Given the way that the bigger stake holder winds up with a bigger net revenue, as a normal financial specialist, he would keep a greater amount of the mined ETH to expand his generation capacity. So a bigger stake holder would develop his ETH stake quicker than a littler stake holder.
After a point, the expense of being a piece of the mining task would be too high with respect to the payout for little stake holders and they would reasonably drop out of the mining business, taking their wallets disconnected.
This prompts centralization of mining and the rich get more extravagant, quicker.
The option would be for littler stake holders to gather as one and move the majority of their wallets to a focal administration at that point share all mined ETH and running expenses as it would diminish the per unit cost of the activity.
This is called economies of scale.
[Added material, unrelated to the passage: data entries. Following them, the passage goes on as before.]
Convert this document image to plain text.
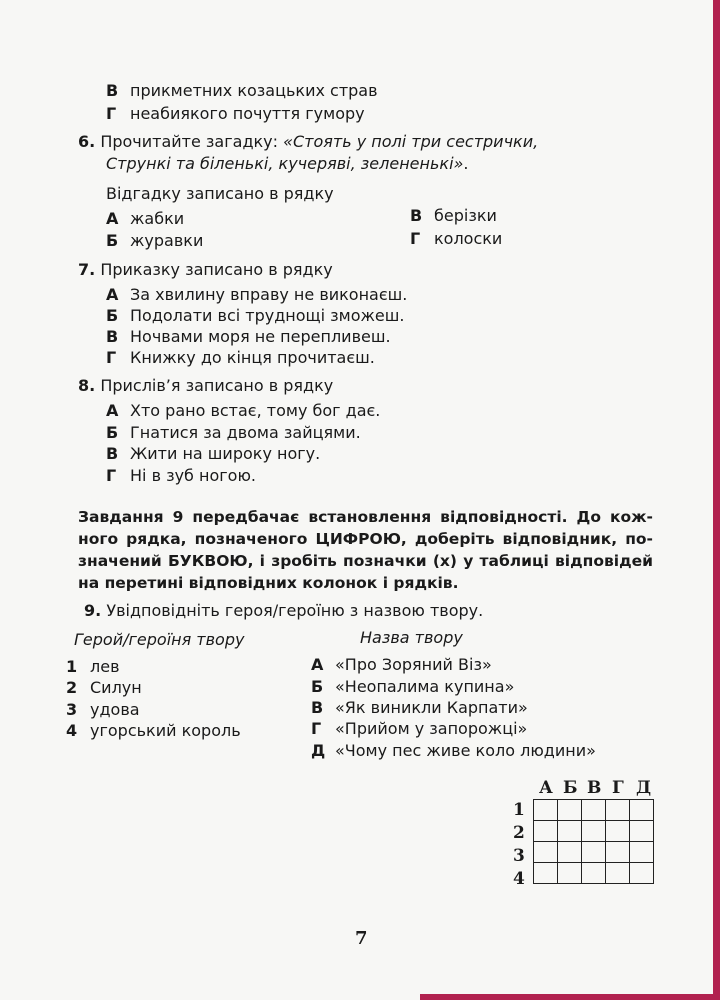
В прикметних козацьких страв
Г неабиякого почуття гумору
6. Прочитайте загадку: «Стоять у полі три сестрички,
Стрункі та біленькі, кучеряві, зелененькі».
Відгадку записано в рядку
А жабки
Б журавки
В берізки
Г колоски
7. Приказку записано в рядку
А За хвилину вправу не виконаєш.
Б Подолати всі труднощі зможеш.
В Ночвами моря не перепливеш.
Г Книжку до кінця прочитаєш.
8. Прислів’я записано в рядку
А Хто рано встає, тому бог дає.
Б Гнатися за двома зайцями.
В Жити на широку ногу.
Г Ні в зуб ногою.
Завдання 9 передбачає встановлення відповідності. До кож-
ного рядка, позначеного ЦИФРОЮ, доберіть відповідник, по-
значений БУКВОЮ, і зробіть позначки (х) у таблиці відповідей
на перетині відповідних колонок і рядків.
9. Увідповідніть героя/героїню з назвою твору.
Герой/героїня твору	Назва твору
1 лев
2 Силун
3 удова
4 угорський король
А «Про Зоряний Віз»
Б «Неопалима купина»
В «Як виникли Карпати»
Г «Прийом у запорожці»
Д «Чому пес живе коло людини»
А Б В Г Д
1
2
3
4

7
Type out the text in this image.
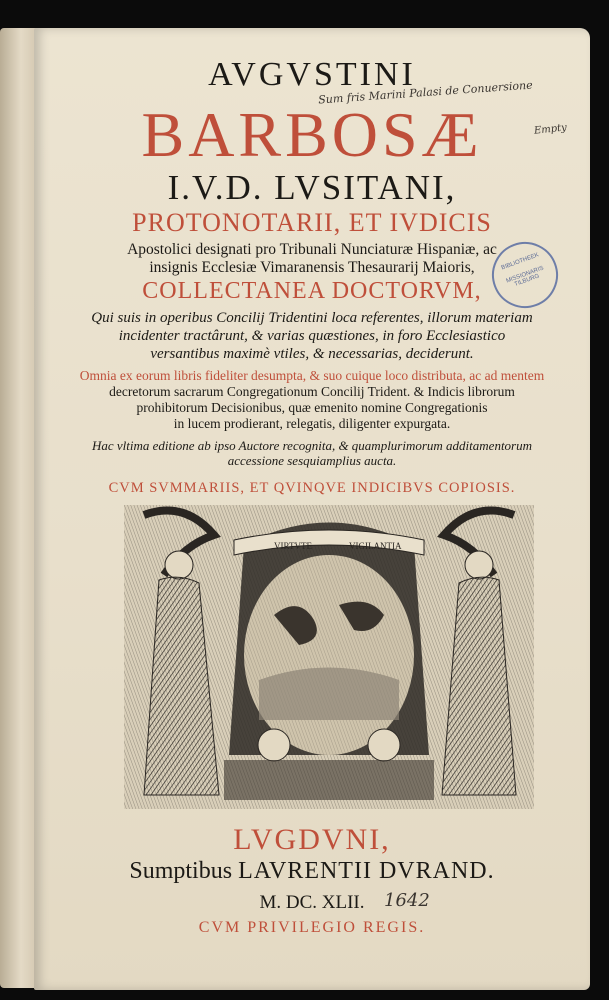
AVGVSTINI
BARBOSÆ
I.V.D. LVSITANI,
PROTONOTARII, ET IVDICIS
Apostolici designati pro Tribunali Nunciaturæ Hispaniæ, ac
insignis Ecclesiæ Vimaranensis Thesaurarij Maioris,
COLLECTANEA DOCTORVM,
Qui suis in operibus Concilij Tridentini loca referentes, illorum materiam
incidenter tractârunt, & varias quæstiones, in foro Ecclesiastico
versantibus maximè vtiles, & necessarias, deciderunt.
Omnia ex eorum libris fideliter desumpta, & suo cuique loco distributa, ac ad mentem
decretorum sacrarum Congregationum Concilij Trident. & Indicis librorum
prohibitorum Decisionibus, quæ emenito nomine Congregationis
in lucem prodierant, relegatis, diligenter expurgata.
Hac vltima editione ab ipso Auctore recognita, & quamplurimorum additamentorum
accessione sesquiamplius aucta.
CVM SVMMARIIS, ET QVINQVE INDICIBVS COPIOSIS.
VIRTVTE	VIGILANTIA
LVGDVNI,
Sumptibus LAVRENTII DVRAND.
M. DC. XLII.
CVM PRIVILEGIO REGIS.
Sum fris Marini Palasi de Conuersione
Empty
1642
BIBLIOTHEEK
MISSIONARIS TILBURG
We saw this right off the bat in Bitcoin. The distinction with Proof of Stake is that it would require the majority of the littler holders to put their stakes in a similar area. This makes a helplessness not exclusively to hacking yet to outside jurisdictional power, for example, direction, tax collection, and so forth.
So one way or alternate, PoS will prompt centralization a similar way PoW does because of economies of scale. While it ends up diminishing the vitality cost to run the foundation of the system to a small amount of what PoW requires, it winds up presenting a lot of new hazard which cryptos aren't intended to deal with (i.e. outside direction and jurisdictional control).